Implement the "unum" representation in D ?

deadalnix via Digitalmars-d digitalmars-d at puremagic.com
Wed Sep 16 01:38:24 PDT 2015


On Wednesday, 16 September 2015 at 08:17:59 UTC, Don wrote:
> On Tuesday, 15 September 2015 at 11:13:59 UTC, Ola Fosheim 
> Grøstad wrote:
>> On Tuesday, 15 September 2015 at 10:38:23 UTC, ponce wrote:
>>> On Tuesday, 15 September 2015 at 09:35:36 UTC, Ola Fosheim 
>>> Grøstad wrote:
>>>> http://sites.ieee.org/scv-cs/files/2013/03/Right-SizingPrecision1.pdf
>>>
>>> That's a pretty convincing case. Who does it :)?
>
> I'm not convinced. I think they are downplaying the hardware 
> difficulties. Slide 34:
>
> Disadvantages of the Unum Format
> * Non-power-of-two alignment. Needs packing and unpacking, 
> garbage collection.
>
> I think that disadvantage is so enormous that it negates most 
> of the advantages. Note that in the x86 world, unaligned memory 
> loads of SSE values still take longer than aligned loads. And 
> that's a trivial case!
>
> The energy savings are achieved by using a primitive form of 
> compression. Sure, you can reduce the memory bandwidth required 
> by compressing the data. You could do that for *any* form of 
> data, not just floating point. But I don't think anyone thinks 
> that's worthwhile.
>

GPU do it a lot. Especially, but not exclusively on mobile. Not 
to reduce the misses (a miss is pretty much guaranteed, you load 
32 thread at once in a shader core, each of them will require at 
least 8 pixel for a bilinear texture with mipmap, that's the bare 
minimum. That means 256 memory access at once. One of these pixel 
WILL miss, and it is going to stall the 32 threads). It is not a 
latency issue, but a bandwidth and energy one.

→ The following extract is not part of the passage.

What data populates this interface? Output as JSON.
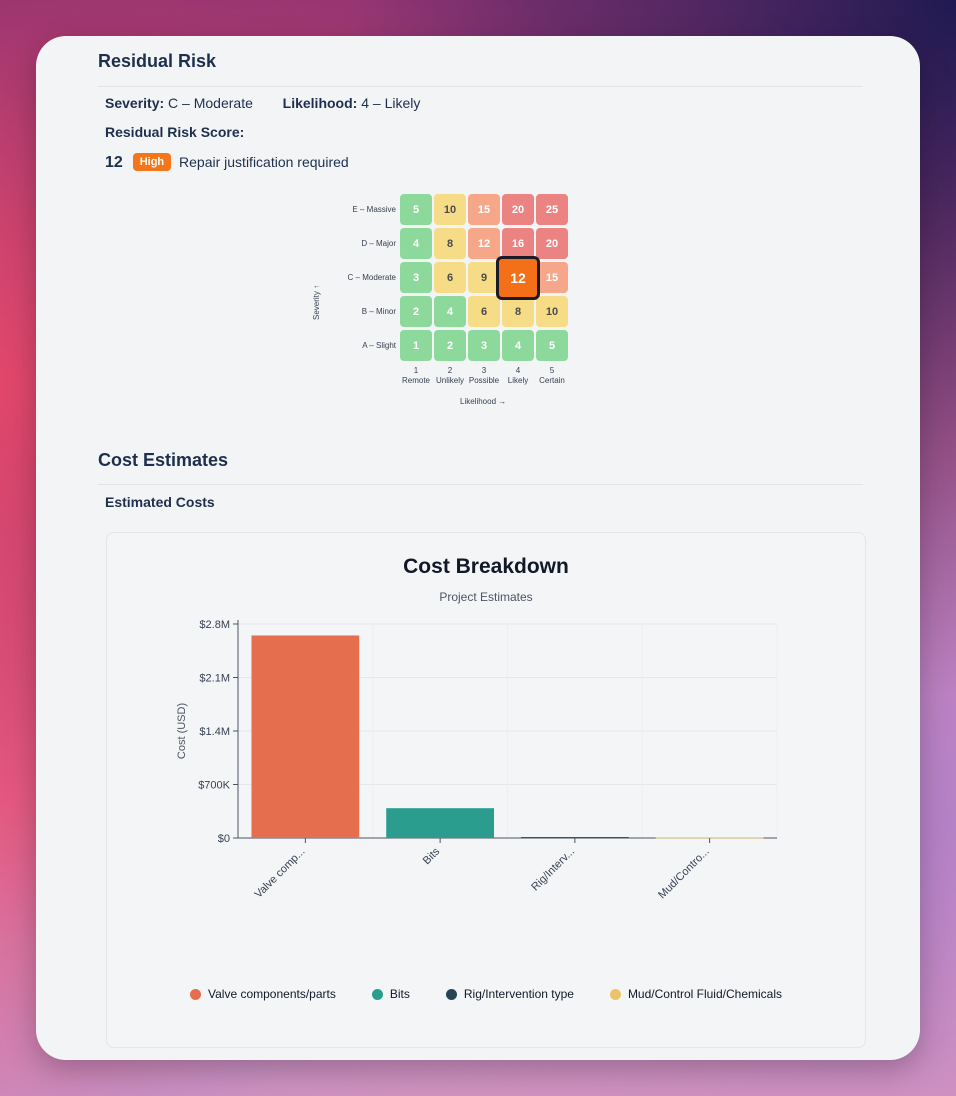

But yeah, in the general case, random access is preferable, 
memory alignment, and the fact you don't need to do as much 
bookeeping are very significants.

Also, predictable size mean you can split your dataset and 
process it in parallel, which is impossible if sizes are random.

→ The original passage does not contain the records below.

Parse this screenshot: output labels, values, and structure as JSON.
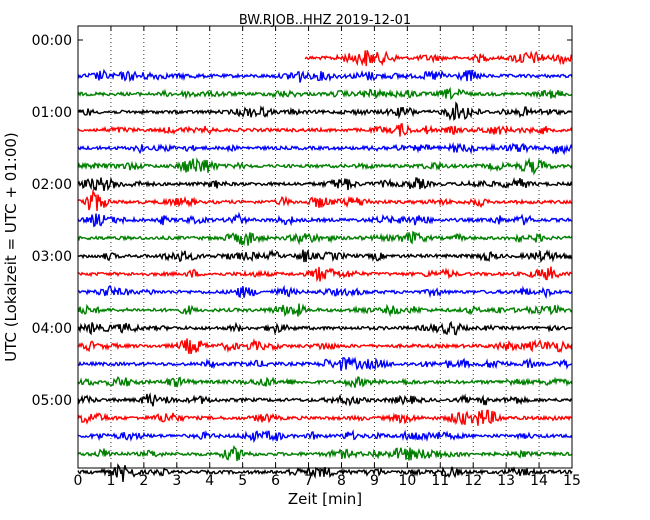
{
  "chart_data": {
    "type": "line",
    "title": "BW.RJOB..HHZ 2019-12-01",
    "xlabel": "Zeit  [min]",
    "ylabel": "UTC (Lokalzeit = UTC + 01:00)",
    "xlim": [
      0,
      15
    ],
    "x_ticks": [
      "0",
      "1",
      "2",
      "3",
      "4",
      "5",
      "6",
      "7",
      "8",
      "9",
      "10",
      "11",
      "12",
      "13",
      "14",
      "15"
    ],
    "y_ticks": [
      "00:00",
      "01:00",
      "02:00",
      "03:00",
      "04:00",
      "05:00"
    ],
    "minutes_per_row": 15,
    "first_row_start_min": 6.9,
    "grid": "vertical dotted at each minute",
    "color_cycle": [
      "#ff0000",
      "#0000ff",
      "#008000",
      "#000000"
    ],
    "series": [
      {
        "row_start": "00:00",
        "start_min": 6.9
      },
      {
        "row_start": "00:15"
      },
      {
        "row_start": "00:30"
      },
      {
        "row_start": "00:45"
      },
      {
        "row_start": "01:00"
      },
      {
        "row_start": "01:15"
      },
      {
        "row_start": "01:30"
      },
      {
        "row_start": "01:45"
      },
      {
        "row_start": "02:00"
      },
      {
        "row_start": "02:15"
      },
      {
        "row_start": "02:30"
      },
      {
        "row_start": "02:45"
      },
      {
        "row_start": "03:00"
      },
      {
        "row_start": "03:15"
      },
      {
        "row_start": "03:30"
      },
      {
        "row_start": "03:45"
      },
      {
        "row_start": "04:00"
      },
      {
        "row_start": "04:15"
      },
      {
        "row_start": "04:30"
      },
      {
        "row_start": "04:45"
      },
      {
        "row_start": "05:00"
      },
      {
        "row_start": "05:15"
      },
      {
        "row_start": "05:30"
      },
      {
        "row_start": "05:45"
      }
    ]
  }
}
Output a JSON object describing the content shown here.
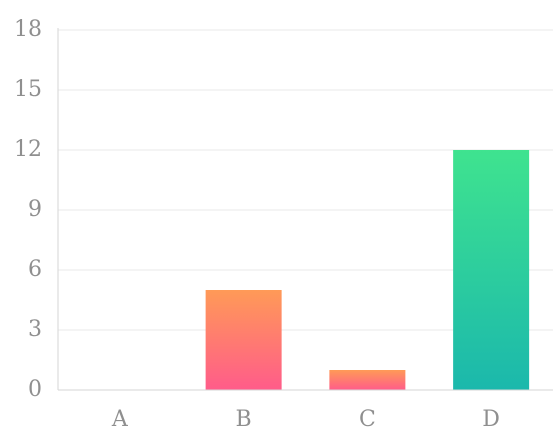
{
  "chart_data": {
    "type": "bar",
    "categories": [
      "A",
      "B",
      "C",
      "D"
    ],
    "values": [
      0,
      5,
      1,
      12
    ],
    "title": "",
    "xlabel": "",
    "ylabel": "",
    "ylim": [
      0,
      18
    ],
    "yticks": [
      0,
      3,
      6,
      9,
      12,
      15,
      18
    ],
    "grid": true,
    "legend": "none",
    "colors": {
      "warm_top": "#ff9a57",
      "warm_bottom": "#ff5c8a",
      "cool_top": "#3fe38f",
      "cool_bottom": "#1bb8ac",
      "gridline": "#e8e8e8",
      "axis": "#d6d6d6",
      "tick_text": "#8f8f8f"
    },
    "bar_styles": [
      "warm",
      "warm",
      "warm",
      "cool"
    ]
  }
}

> The energy comparisons are plain dishonest. The power required 
> for accessing from DRAM is the energy consumption of a *cache 
> miss* !! What's the energy consumption of a load from cache? 
> That would show you what the real gains are, and my guess is 
> they are tiny.
>

The energy comparison is bullshit. As long as you haven't loaded 
the data, you don't know how wide they are. Meaning you need 
either to go pessimistic and load for the worst case scenario or 
do 2 round trip to memory.

The author also use a lot the wire vs transistor cost, and how it 
evolved? He is right. Except that you won't cram more wire at 
runtime into the CPU. The CPU need the wiring for the worst case 
scenario, always.

The hardware is likely to be slower as you'll need way more 
wiring than for regular floats, and wire is not only cost, but 
also time.

That being said, even a hit in L1 is very energy hungry. Think 
about it, you need to go a 8 - way fetch (so you'll end up 
loading 4k of data from the cache) in parallel with address 
translation (usually 16 ways) in parallel with snooping into the 
load and the store buffer.

If the load is not aligned, you pretty much have to multiply this 
by 2 if it cross a cache line boundary.

I'm not sure what his number represent, but hitting L1 is quite 
power hungry. He is right on that one.

> So:
> * I don't believe the energy savings are real.
> * There is no guarantee that it would be possible to implement 
> it in hardware without a speed penalty, regardless of how many 
> transistors you throw at it (hardware analogue of Amdahl's Law)
> * but the error bound stuff is cool.

Yup, that's pretty much what I get out of it as well.